Les contours du délit d’entrave à l’exercice des fonctions du commissaire aux comptes

Dans un arrêt du 28 février dernier, la chambre criminelle est venue préciser les contours du délit d’entrave à l’exercice des fonctions du commissaire aux comptes en retenant que le simple refus de fournir sur place les pièces nécessaires à l’exercice de ses missions suffit pour caractériser l’infraction. Pour la Cour de cassation, il n’est pas besoin de caractériser, en outre, une volonté du gérant d’entraver la mission de ce dernier.

La communication des pièces nécessaires à l’exercice du commissaire aux comptes le lendemain de la mission sur place

En l’espèce, le commissaire aux comptes d’une société avait dénoncé des anomalies dans la gestion de cette société auprès du parquet. Une enquête était ouverte à l’issue de laquelle le dirigeant de l’entreprise était poursuivi devant le tribunal correctionnel des chefs d’abus de biens sociaux « pour avoir fait consentir, pour des raisons amicales, à la société […], un prêt au profit d’une autre société et pour avoir refusé de communiquer des pièces au commissaire aux comptes dans le cadre de l’exercice de sa mission. » L’intéressé était poursuivi des chefs d’autres infractions et notamment pour escroquerie. D’autres personnes ont également été poursuivies dans ce dossier des chefs d’abus de biens sociaux et de recel d’abus de confiance.

Pour rappel, le délit d’entrave à l’exercice des fonctions du commissaire aux comptes est prévu à l’article L. 820-4, 2°, du code de commerce, lequel réprime le fait pour les dirigeants d’une personne morale ou toute personne au service d’une personne morale tenue d’avoir un commissaire aux comptes, de refuser de lui communiquer sur place toutes les pièces utiles à l’exercice de sa mission.

Dans cette affaire, les prévenus étaient condamnés par la juridiction pour ces infractions. Un appel était par la suite interjeté par les intéressés qui confirmait la décision de première instance. Non satisfait de cette décision, un pourvoi était alors formé devant la chambre criminelle par le dirigeant de l’entreprise.

Devant la chambre criminelle, le requérant fustigeait l’arrêt d’appel d’avoir caractérisé cette infraction dans la mesure où l’entrave à l’exercice des fonctions de commissaire aux comptes suppose la conscience et la volonté d’entraver l’exécution de la mission du commissaire aux comptes, ce qui n’était pas le cas en l’espèce.
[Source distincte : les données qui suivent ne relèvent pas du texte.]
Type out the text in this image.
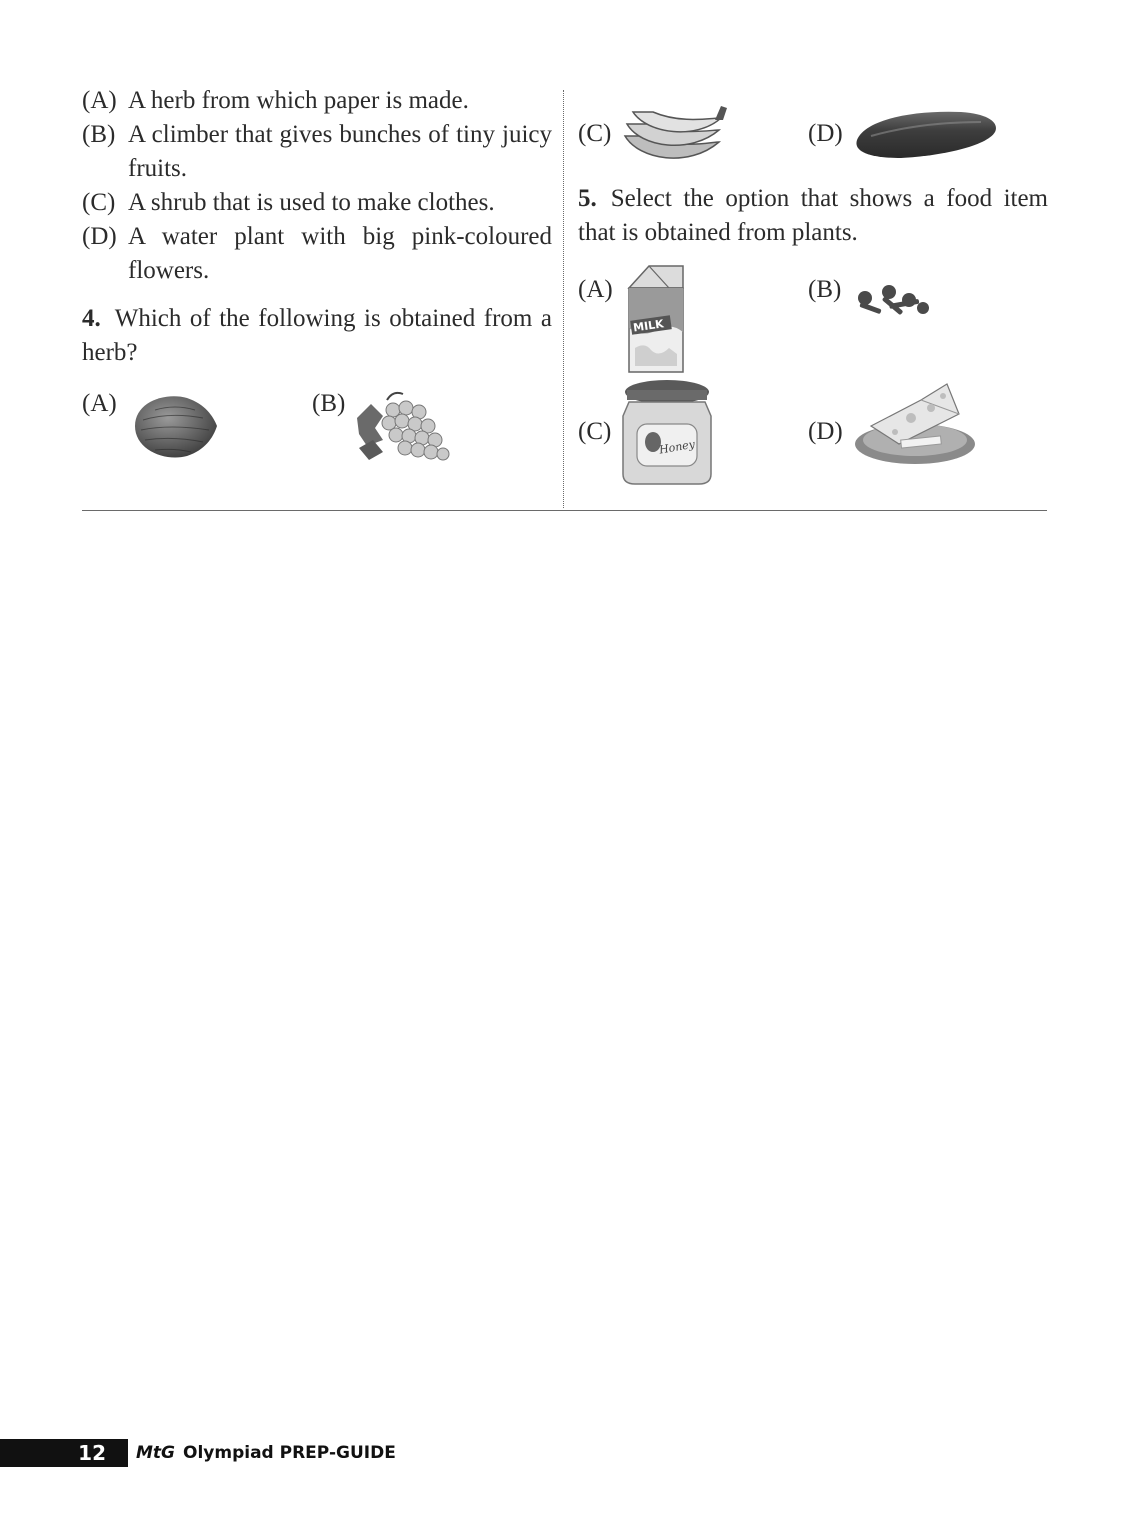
(A) A herb from which paper is made.
(B) A climber that gives bunches of tiny juicy fruits.
(C) A shrub that is used to make clothes.
(D) A water plant with big pink-coloured flowers.
4. Which of the following is obtained from a herb?
(A)	(B)
(C)	(D)
5. Select the option that shows a food item that is obtained from plants.
(A)
MILK
(B)
(C)
Honey
(D)
12	MtG Olympiad PREP-GUIDE
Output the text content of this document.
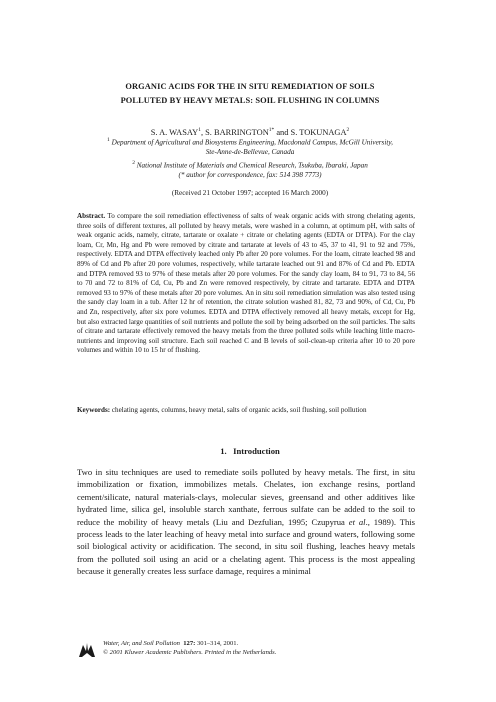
ORGANIC ACIDS FOR THE IN SITU REMEDIATION OF SOILS
POLLUTED BY HEAVY METALS: SOIL FLUSHING IN COLUMNS
S. A. WASAY$^1$, S. $BARRINGTON^{1*}$ and S. TOKUNAGA$^2$
$^1$ Department of Agricultural and Biosystems Engineering, Macdonald Campus, McGill University,
Ste-Anne-de-Bellevue, Canada
$^2$ National Institute of Materials and Chemical Research, Tsukuba, Ibaraki, Japan
(* author for correspondence, fax: 514 398 7773)
(Received 21 October 1997; accepted 16 March 2000)
Abstract. To compare the soil remediation effectiveness of salts of weak organic acids with strong chelating agents, three soils of different textures, all polluted by heavy metals, were washed in a column, at optimum pH, with salts of weak organic acids, namely, citrate, tartarate or oxalate + citrate or chelating agents (EDTA or DTPA). For the clay loam, Cr, Mn, Hg and Pb were removed by citrate and tartarate at levels of 43 to 45, 37 to 41, 91 to 92 and 75%, respectively. EDTA and DTPA effectively leached only Pb after 20 pore volumes. For the loam, citrate leached 98 and 89% of Cd and Pb after 20 pore volumes, respectively, while tartarate leached out 91 and 87% of Cd and Pb. EDTA and DTPA removed 93 to 97% of these metals after 20 pore volumes. For the sandy clay loam, 84 to 91, 73 to 84, 56 to 70 and 72 to 81% of Cd, Cu, Pb and Zn were removed respectively, by citrate and tartarate. EDTA and DTPA removed 93 to 97% of these metals after 20 pore volumes. An in situ soil remediation simulation was also tested using the sandy clay loam in a tub. After 12 hr of retention, the citrate solution washed 81, 82, 73 and 90%, of Cd, Cu, Pb and Zn, respectively, after six pore volumes. EDTA and DTPA effectively removed all heavy metals, except for Hg, but also extracted large quantities of soil nutrients and pollute the soil by being adsorbed on the soil particles. The salts of citrate and tartarate effectively removed the heavy metals from the three polluted soils while leaching little macro-nutrients and improving soil structure. Each soil reached C and B levels of soil-clean-up criteria after 10 to 20 pore volumes and within 10 to 15 hr of flushing.
Keywords: chelating agents, columns, heavy metal, salts of organic acids, soil flushing, soil pollution
1. Introduction
Two in situ techniques are used to remediate soils polluted by heavy metals. The first, in situ immobilization or fixation, immobilizes metals. Chelates, ion exchange resins, portland cement/silicate, natural materials-clays, molecular sieves, greensand and other additives like hydrated lime, silica gel, insoluble starch xanthate, ferrous sulfate can be added to the soil to reduce the mobility of heavy metals (Liu and Dezfulian, 1995; Czupyrua et al., 1989). This process leads to the later leaching of heavy metal into surface and ground waters, following some soil biological activity or acidification. The second, in situ soil flushing, leaches heavy metals from the polluted soil using an acid or a chelating agent. This process is the most appealing because it generally creates less surface damage, requires a minimal
Water, Air, and Soil Pollution 127: 301–314, 2001.
© 2001 Kluwer Academic Publishers. Printed in the Netherlands.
En effet, parmi les moyens relevés, le requérant critiquait l’arrêt de l’avoir reconnu coupable aux motifs que l’infraction d’entrave à l’exercice des fonctions de commissaire aux comptes était constituée « quand bien même [le prévenu] aurait-il transmis les pièces sollicitées concernant [la société] postérieurement au 14 février 2019 ». Sur ce point, il résultait des faits d’espèce que dès le lendemain de la visite du commissaire aux comptes, soit le 15 février 2019, la société [X] avait transmis l’ensemble des documents demandés. Pour le requérant, cette transmission le lendemain de la visite permettait d’écarter toute volonté d’entraver la mission du commissaire aux comptes. Aussi, en rentrant en voie de condamnation, la cour d’appel aurait violé les dispositions de l’article L. 820-4, 2°, du code de commerce.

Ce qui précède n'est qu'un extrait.